Remember that the slipstream drive was his race's method of FTL travel, just as warp was to Voyager. Maybe when Starfleet is able to refine the technology further and benamite crystals are able to be found/synthesised, Starfleet will get faster slipstream.

As discussed earlier, Starfleet's slipstream is already immensely faster than what Arturis's slipstream was reportedly capable of. "Hope and Fear" said the drive could cover 60,000 ly in 3 months; "Timeless" showed 10,000 ly covered in what appeared to be only a minute or two of screen time. Unworthy seems to suggest a standard slipstream speed of 350-400 ly/min, or more than 250 times faster than Arturis's drive.
 
Has it been explained where the benamite crystals are found and why they are so rare?

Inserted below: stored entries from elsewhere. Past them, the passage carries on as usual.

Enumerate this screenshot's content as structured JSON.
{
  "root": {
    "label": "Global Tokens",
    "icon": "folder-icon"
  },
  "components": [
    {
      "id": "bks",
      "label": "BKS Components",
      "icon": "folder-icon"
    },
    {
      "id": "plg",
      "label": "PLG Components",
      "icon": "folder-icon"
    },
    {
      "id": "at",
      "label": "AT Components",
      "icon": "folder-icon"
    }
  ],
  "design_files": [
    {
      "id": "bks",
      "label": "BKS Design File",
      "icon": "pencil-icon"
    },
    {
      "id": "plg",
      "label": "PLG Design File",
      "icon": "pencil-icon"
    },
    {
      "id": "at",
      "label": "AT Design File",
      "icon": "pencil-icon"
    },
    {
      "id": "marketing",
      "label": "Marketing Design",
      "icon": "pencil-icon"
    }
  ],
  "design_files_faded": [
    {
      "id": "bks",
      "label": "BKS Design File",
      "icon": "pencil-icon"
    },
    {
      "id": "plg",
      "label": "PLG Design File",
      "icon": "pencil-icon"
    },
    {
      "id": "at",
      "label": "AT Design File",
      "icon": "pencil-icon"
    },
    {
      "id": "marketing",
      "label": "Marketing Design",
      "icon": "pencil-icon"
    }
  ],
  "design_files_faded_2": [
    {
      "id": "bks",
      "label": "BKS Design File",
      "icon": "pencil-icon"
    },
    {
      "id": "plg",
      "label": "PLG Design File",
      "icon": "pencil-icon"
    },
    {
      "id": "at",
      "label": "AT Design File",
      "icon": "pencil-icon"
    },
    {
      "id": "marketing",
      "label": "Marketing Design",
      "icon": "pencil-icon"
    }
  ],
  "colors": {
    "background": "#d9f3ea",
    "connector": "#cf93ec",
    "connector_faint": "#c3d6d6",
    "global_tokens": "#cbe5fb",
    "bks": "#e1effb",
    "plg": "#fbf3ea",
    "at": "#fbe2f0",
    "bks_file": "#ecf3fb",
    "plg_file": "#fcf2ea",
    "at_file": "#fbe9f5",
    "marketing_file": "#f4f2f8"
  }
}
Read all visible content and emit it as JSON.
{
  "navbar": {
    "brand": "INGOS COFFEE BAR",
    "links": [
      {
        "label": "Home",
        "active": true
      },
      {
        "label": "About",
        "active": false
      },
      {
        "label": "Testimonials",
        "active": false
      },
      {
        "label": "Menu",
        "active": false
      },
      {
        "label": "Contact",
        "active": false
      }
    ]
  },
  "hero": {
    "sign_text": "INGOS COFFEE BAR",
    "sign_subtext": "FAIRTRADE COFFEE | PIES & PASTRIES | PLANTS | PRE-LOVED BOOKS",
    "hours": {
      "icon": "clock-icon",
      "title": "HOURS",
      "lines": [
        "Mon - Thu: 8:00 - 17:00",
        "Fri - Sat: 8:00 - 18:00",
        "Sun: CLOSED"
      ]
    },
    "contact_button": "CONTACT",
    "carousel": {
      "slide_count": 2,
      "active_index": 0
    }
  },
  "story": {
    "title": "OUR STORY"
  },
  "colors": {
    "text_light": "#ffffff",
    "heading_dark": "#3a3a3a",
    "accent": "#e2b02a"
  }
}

Is it possible to achive much lower speeds with slipstream, like for example the equivalent of warp 7, or would it become unstable in that case?
 
Arturis' reports of his ship's speeds were nonsense since it travelled a great deal faster than he said in that very episode. Almost everything he said regarding the ship's capabilities is probably a lie.

I'll accept that there is the possibility of multiple speeds of slipstream, but isn't it therefore theoretically possible, with a fast-enough computer, to travel at *shudders* transwarp-salamander speed without actually turning into salamanders?